В середине дня на причале неожиданно появилась Катя Проталина. В легком платьице, голубом, с белыми горохами. Пышные волосы прикрыты шелковой косынкой.

В руках держала пакетик, завернутый в газету. Глаза ясные, чистые, как родниковая вода. Катя направилась прямо ко мне:

— Здравствуй! Привозила обед ребятам на перемычку. Дай, думаю, загляну... Пирожков для тебя утаила.— Она развернула пакет.— Берите...— Я взяла один пирожок, откусила.

— Вкусно!

Катя, кажется, не слышала меня. Она упорно и как бы с испугом смотрела мимо нас. Я проследила за ее взглядом.
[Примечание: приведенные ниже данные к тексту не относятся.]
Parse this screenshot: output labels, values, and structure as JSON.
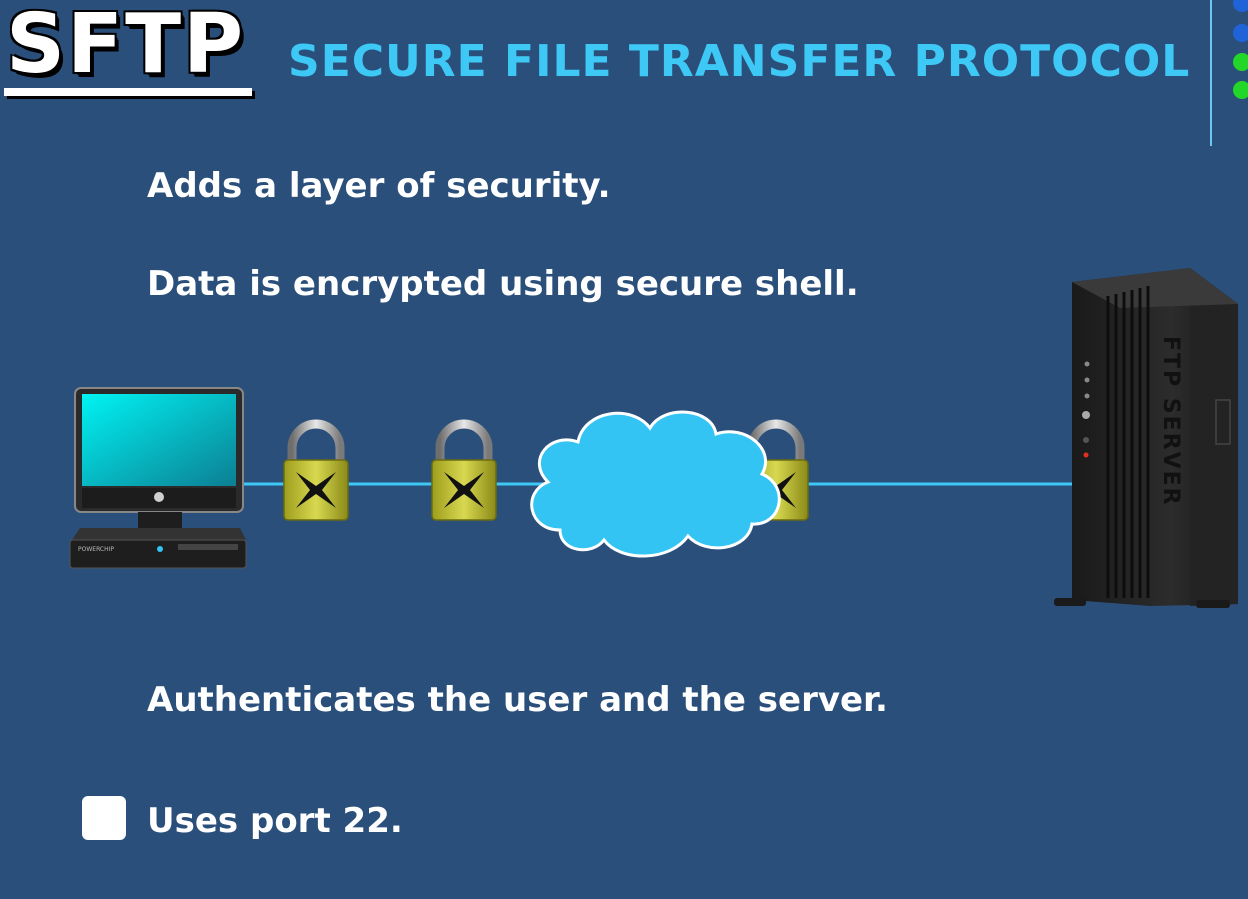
{
  "header": {
    "logo_text": "SFTP",
    "title": "SECURE FILE TRANSFER PROTOCOL"
  },
  "bullets": {
    "line1": "Adds a layer of security.",
    "line2": "Data is encrypted using secure shell.",
    "line3": "Authenticates the user and the server.",
    "line4": "Uses port 22."
  },
  "diagram": {
    "server_label": "FTP SERVER",
    "computer_brand": "POWERCHIP"
  },
  "colors": {
    "background": "#2b4f7b",
    "accent": "#3ec8f5",
    "lock": "#c8c83a",
    "cloud": "#33c4f3"
  },
  "indicators": {
    "dots": [
      "#1f63d8",
      "#1f63d8",
      "#22d62a",
      "#22d62a"
    ]
  }
}
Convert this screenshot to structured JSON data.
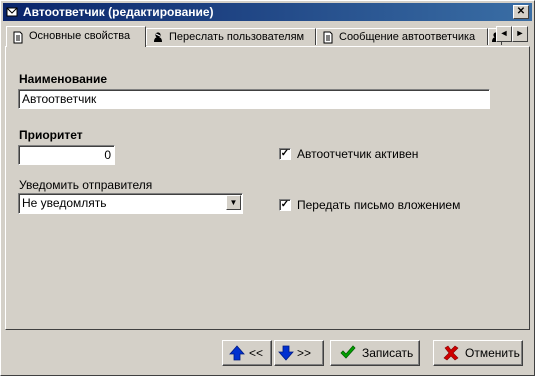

В конце площадки у слитого раствора рядом с Лыковым находился Аркадий. Склонившись, он взялся за дужки, но тут же отпустил их, будто не в силах был поднять ведра. С непонятной растерянностью смотрел он на Катю. Это длилось несколько секунд. Проталина отдала нам пакет с пирожками и заторопилась уходить. Мы не задерживали ее. Отойдя от площадки на некоторое расстояние, она остановилась и обернулась. Аркадий стоял, не двигаясь, провожал ее взглядом, долгим и благодарным. Катя приходила не ко мне...

В груди у меня рядом с сердцем снова как-то похолодело, точно от недоброго предчувствия.

23

АЛЁША. Работа на перемычке не прекращалась ни днем ни ночью. Мы наращивали ряжи — звено за звеном. Огромные самосвалы, груженные камнем, переваливали через ряжи и шли вниз по течению, сами себе прокладывая дорогу посередине реки — «пионерным» способом: на площадке разворачивались и, пятясь, ссыпали породу в воду. После головных ряжей мы примемся за хвостовые — в конце насыпи.

Однажды в обеденный перерыв, когда движение на дамбе замерло, от острова отделилась и замаячила, блуждая по глубоким колеям, одинокая женская фигурка, издалека казавшаяся крошечным голубым пятнышком.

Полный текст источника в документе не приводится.